“Qui e Ora” ferma il tempo: tuffo nel contemporaneo a Padova da Kounellis a Sassolino

Le opere della fondazione Peruzzo insieme ad Agiverona: Sant’Agnese si trasforma: dialoghi inediti e spirituali. Peruzzo: «Ogni opera rappresenta un modo di vivere un dato momento»

Camilla Gargioni

Una fascetta giallo fluo sfida le leggi della fisica, un classico di Arcangelo Sassolino, stringendo la ruota di un’auto. Di fianco, l’uovo di Jannis Kounellis è in equilibrio su una parete di ferro. La sintesi? Sta in Giuseppe Santomaso, un’astrazione nera su sfondo sabbia. Ma i confronti e le intersezioni tra le opere non finiscono qui, anzi. La mostra “Qui e Ora. Due collezioni nello spirito del tempo” della fondazione Alberto Peruzzo, nello spazio Sant’Agnese in via Dante a Padova mette in dialogo una ventina di opere della fondazione Peruzzo con sette provenienti dalla collezione Agiverona di Anna e Giorgio Fasol.

Nella navata centrale, gli archi di luce di Giovanni Ozzola (Torii - Questo è per te, 2006) sono il preludio ai sette pianoforti Abcdefg di Jacopo Mazzonelli (2017). Una melodia muta, che porta dritti in una struttura metallica, una sorta di altare costellato di candele votive. È Wishing Arena di Nari Ward (2013), che gioca con cesti di plastica, legno e lattine per creare un senso di spiritualità inedito. Alle spalle, scorre sul muro bianco un video lungo 23 ore.

O meglio, scorre un tempo performativo, secondo Ivan Moudov. Se l’impatto della navata è di pura contemporaneità, passando nel l’ex sacrestia il confronto temporale si dilata. «È una mostra legata alla spiritualità», spiega Alberto Peruzzo, «ogni opera rappresenta un modo di vivere specifico in quel momento».

Il “Qui e ora” rimanda all’hic et nunc latino, espressione che rimanda all’idea di concentrarsi sul presente e valorizzare ogni istante. Ma spazia oltre, indagando anche le soglie di memoria e futuro. Nella ex sacrestia, quindi, si entra nelle opere della collezione Peruzzo. Il Testimone di Mimmo Paladino (1993) si staglia sul rosso acceso della tela di Hermann Nitsch.

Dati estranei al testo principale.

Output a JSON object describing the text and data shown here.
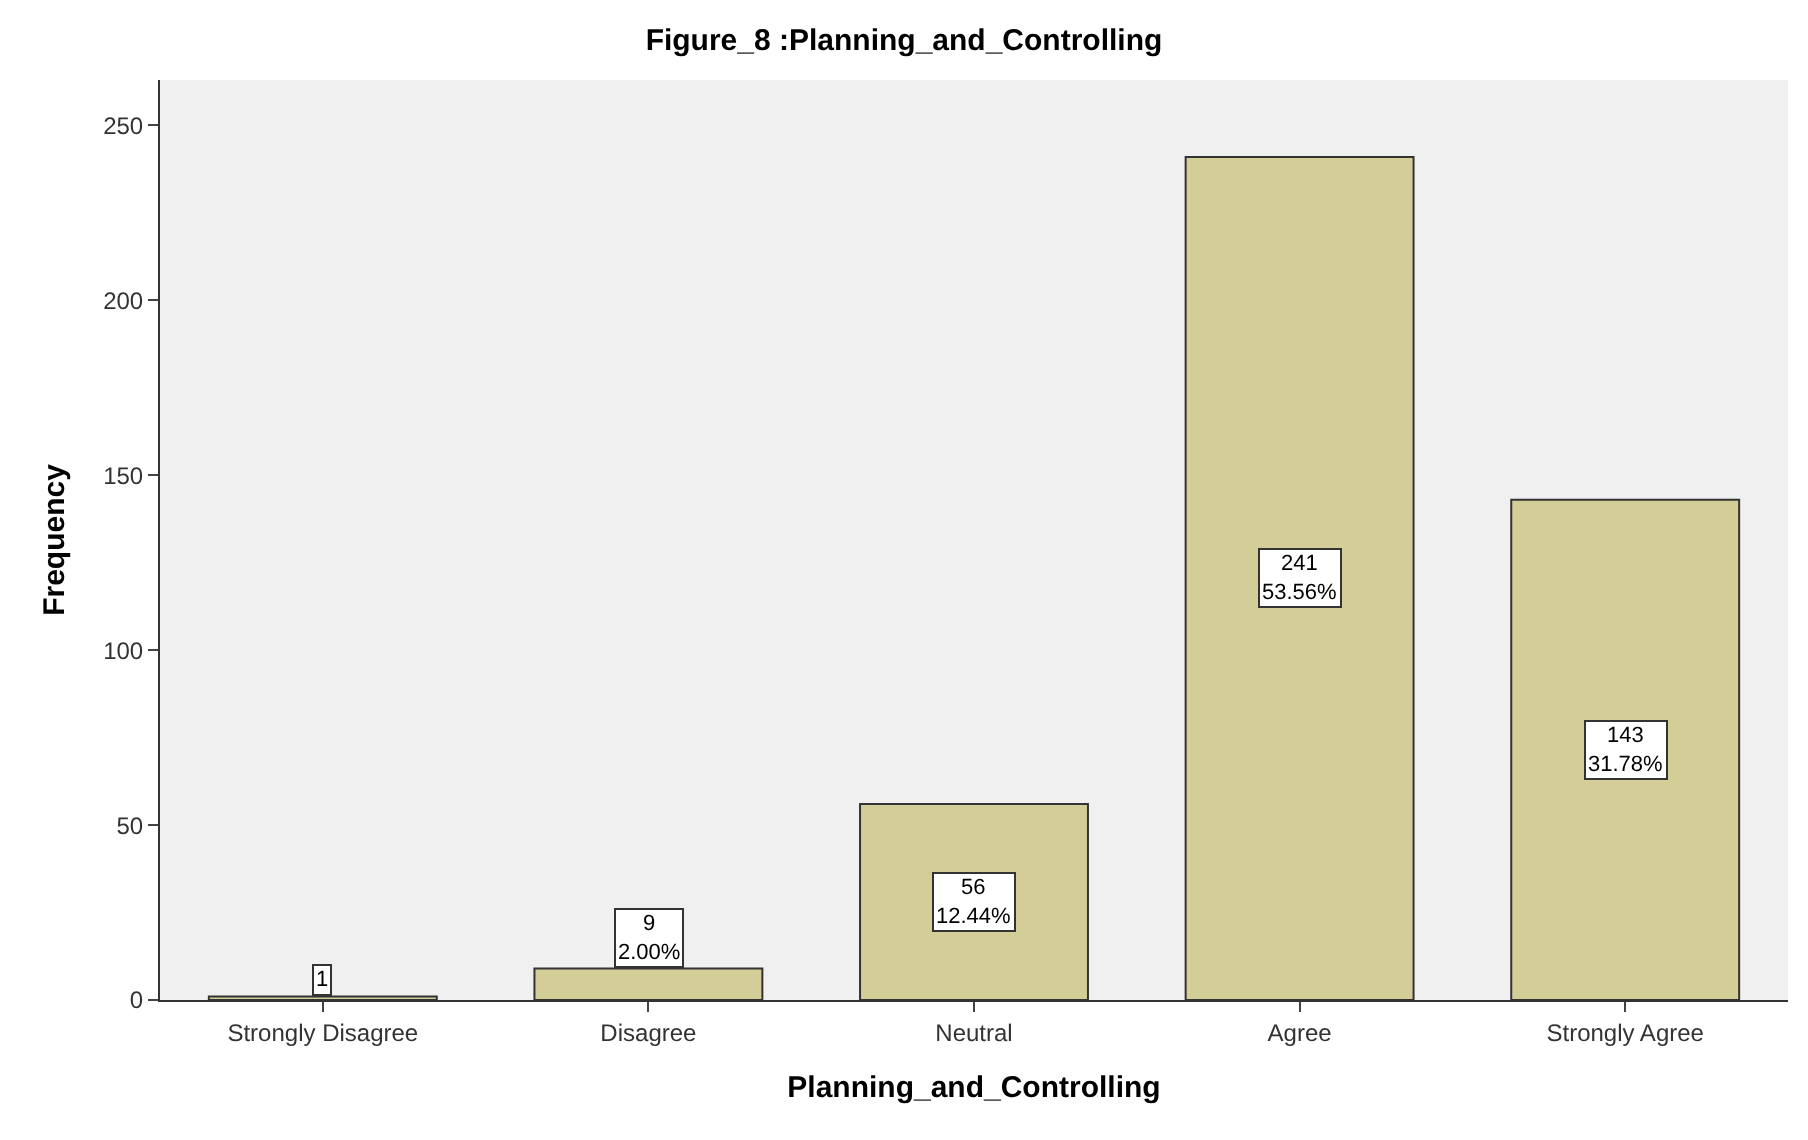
{
  "chart_data": {
    "type": "bar",
    "title": "Figure_8 :Planning_and_Controlling",
    "xlabel": "Planning_and_Controlling",
    "ylabel": "Frequency",
    "categories": [
      "Strongly Disagree",
      "Disagree",
      "Neutral",
      "Agree",
      "Strongly Agree"
    ],
    "values": [
      1,
      9,
      56,
      241,
      143
    ],
    "value_labels": [
      "1",
      "9\n2.00%",
      "56\n12.44%",
      "241\n53.56%",
      "143\n31.78%"
    ],
    "color": "#d3ce97",
    "ylim": [
      0,
      263
    ],
    "yticks": [
      0,
      50,
      100,
      150,
      200,
      250
    ],
    "grid": false,
    "legend": false
  }
}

La prevalenza dell’astratto lascia spazio, per un attimo, alla figura. Ecco Casorati, Paladino e Chagall in sequenza, a indagare la spiritualità. Due suore geometriche si stringono in Casorati, mentre Chagall affronta la Crocifissione.

Attraversando la mostra, non bisogna però dimenticare che il dialogo non è solo tra le opere, ma anche con lo spazio di Sant’Agnese, edificio del XII secolo sconsacrato negli anni Quaranta e restituito alla città come spazio d’arte.

A unire le due collezioni, al centro dello spazio dove si trovava l’altare della chiesa andato distrutto durante la Seconda guerra mondiale, c’è infatti un’opera permanente di Kounellis, esponente dell’Arte Povera. «Ogni mostra rappresenta una nuova occasione di ricerca», sottolinea Giorgio Fasol, «il nostro intento è di ridurre le distanze, di creare un piccolo cortocircuito interiore tra occhio e pensiero. Bisogna lasciarsi sorprendere».

Non manca poi uno dei simboli della cultura pop con Hope di Robert Indiana (2009). Gli elementi architettonici, la luce, il silenzio e la spazialità di Sant’Agnese guidano il visitatore in un’esperienza immersiva che diventa una forma di meditazione. «Sono collezioni che si confrontano e dialogano», sottolinea Marco Trevisan, direttore della fondazione Peruzzo, «è una comparazione che prova a spiegare il meccanismo attraverso il quale un’opera può piacere o no».

Anche per questa mostra, la fondazione Alberto Peruzzo pubblicherà un Quaderno, un volume di approfondimento con testi critici dedicati alla mostra. L’esposizione è aperta dal mercoledì alla domenica, (ore 11-19, ingresso gratuito, fino al 12 aprile). Informazioni al sito fondazionealbertoperuzzo.it.